Automation may be a solution
The researchers suggest that chart review automation may provide a potential solution for making ADE surveillance less expensive and more efficient for pharmacists. To work, Phansklar tells DFR, such systems need to incorporate the cognitive reasoning used by pharmacists when conducting automated chart reviews. "It is important to note that in the studies that we reviewed," she says, "pharmacists were not limited to only medication orders or laboratory values, but also took into account any textual signals that existed in the medical record, such as progress notes, shift assessments, and pharmacist notes. This is significant for developing automated ADE surveillance systems to aid pharmacists in the chart-review process. Researchers should focus on capturing the pharmacists' cognitive framework, not just for being able to reason about the appropriateness of medications, but also for reasoning about additional textual signals that pharmacists routinely take into consideration when deliberating about an ADE."

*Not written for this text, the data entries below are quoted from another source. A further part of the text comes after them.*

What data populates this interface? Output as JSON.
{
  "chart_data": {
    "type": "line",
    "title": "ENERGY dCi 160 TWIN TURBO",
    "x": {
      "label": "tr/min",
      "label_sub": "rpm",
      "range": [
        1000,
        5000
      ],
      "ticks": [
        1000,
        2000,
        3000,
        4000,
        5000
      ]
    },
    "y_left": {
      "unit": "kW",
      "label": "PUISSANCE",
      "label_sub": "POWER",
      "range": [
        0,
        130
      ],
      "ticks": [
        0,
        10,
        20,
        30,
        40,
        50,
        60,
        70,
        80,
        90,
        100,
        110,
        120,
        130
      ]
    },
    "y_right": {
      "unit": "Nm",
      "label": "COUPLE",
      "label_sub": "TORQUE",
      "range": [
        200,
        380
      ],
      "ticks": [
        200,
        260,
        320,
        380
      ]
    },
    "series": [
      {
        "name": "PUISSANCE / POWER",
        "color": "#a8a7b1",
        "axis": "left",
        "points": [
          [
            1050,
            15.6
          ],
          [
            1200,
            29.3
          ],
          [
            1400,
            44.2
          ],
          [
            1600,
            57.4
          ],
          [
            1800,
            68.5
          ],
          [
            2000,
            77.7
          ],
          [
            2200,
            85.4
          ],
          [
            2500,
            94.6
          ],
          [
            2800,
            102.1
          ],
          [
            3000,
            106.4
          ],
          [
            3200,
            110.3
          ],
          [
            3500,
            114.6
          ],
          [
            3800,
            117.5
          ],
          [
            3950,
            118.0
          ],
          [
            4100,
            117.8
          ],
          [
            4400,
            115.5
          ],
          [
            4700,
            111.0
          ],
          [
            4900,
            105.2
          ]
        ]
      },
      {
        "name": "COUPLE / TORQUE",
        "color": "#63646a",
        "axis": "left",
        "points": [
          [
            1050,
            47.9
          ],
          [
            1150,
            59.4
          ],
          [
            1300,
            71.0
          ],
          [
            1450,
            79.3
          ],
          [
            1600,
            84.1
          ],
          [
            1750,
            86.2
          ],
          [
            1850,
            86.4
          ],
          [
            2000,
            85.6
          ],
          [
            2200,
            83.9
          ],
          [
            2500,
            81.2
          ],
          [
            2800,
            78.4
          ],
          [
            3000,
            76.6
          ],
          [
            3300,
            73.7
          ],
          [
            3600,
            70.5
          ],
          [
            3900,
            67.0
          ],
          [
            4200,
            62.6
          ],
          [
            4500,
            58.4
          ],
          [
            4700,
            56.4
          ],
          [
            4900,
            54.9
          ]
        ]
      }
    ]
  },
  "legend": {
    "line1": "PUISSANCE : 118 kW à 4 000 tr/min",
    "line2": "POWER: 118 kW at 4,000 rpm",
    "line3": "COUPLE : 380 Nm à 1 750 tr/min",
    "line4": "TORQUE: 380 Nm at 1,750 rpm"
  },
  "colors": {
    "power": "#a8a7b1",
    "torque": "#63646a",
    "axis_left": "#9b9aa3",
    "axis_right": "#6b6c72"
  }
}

Phansklar and colleagues are working on developing an automated chart review system and trying to identify the items that pharmacists find to be important when they review a chart. Focus groups are used to identify the triggers that pharmacists use. Phansklar has received a number of e-mails from people wanting to learn more about the study. "People want to see pharmacists involved in ADE studies," she concludes, "but need a scientific basis."
Reference
- Phansklar S, Hoffman J, Nebeker J, et al. Pharmacists versus Nonpharmacists in Adverse Drug Event Detection: A Meta-analysis and Systematic Review, Am Jrl Health-System Phar. 2007;64(8):842-849.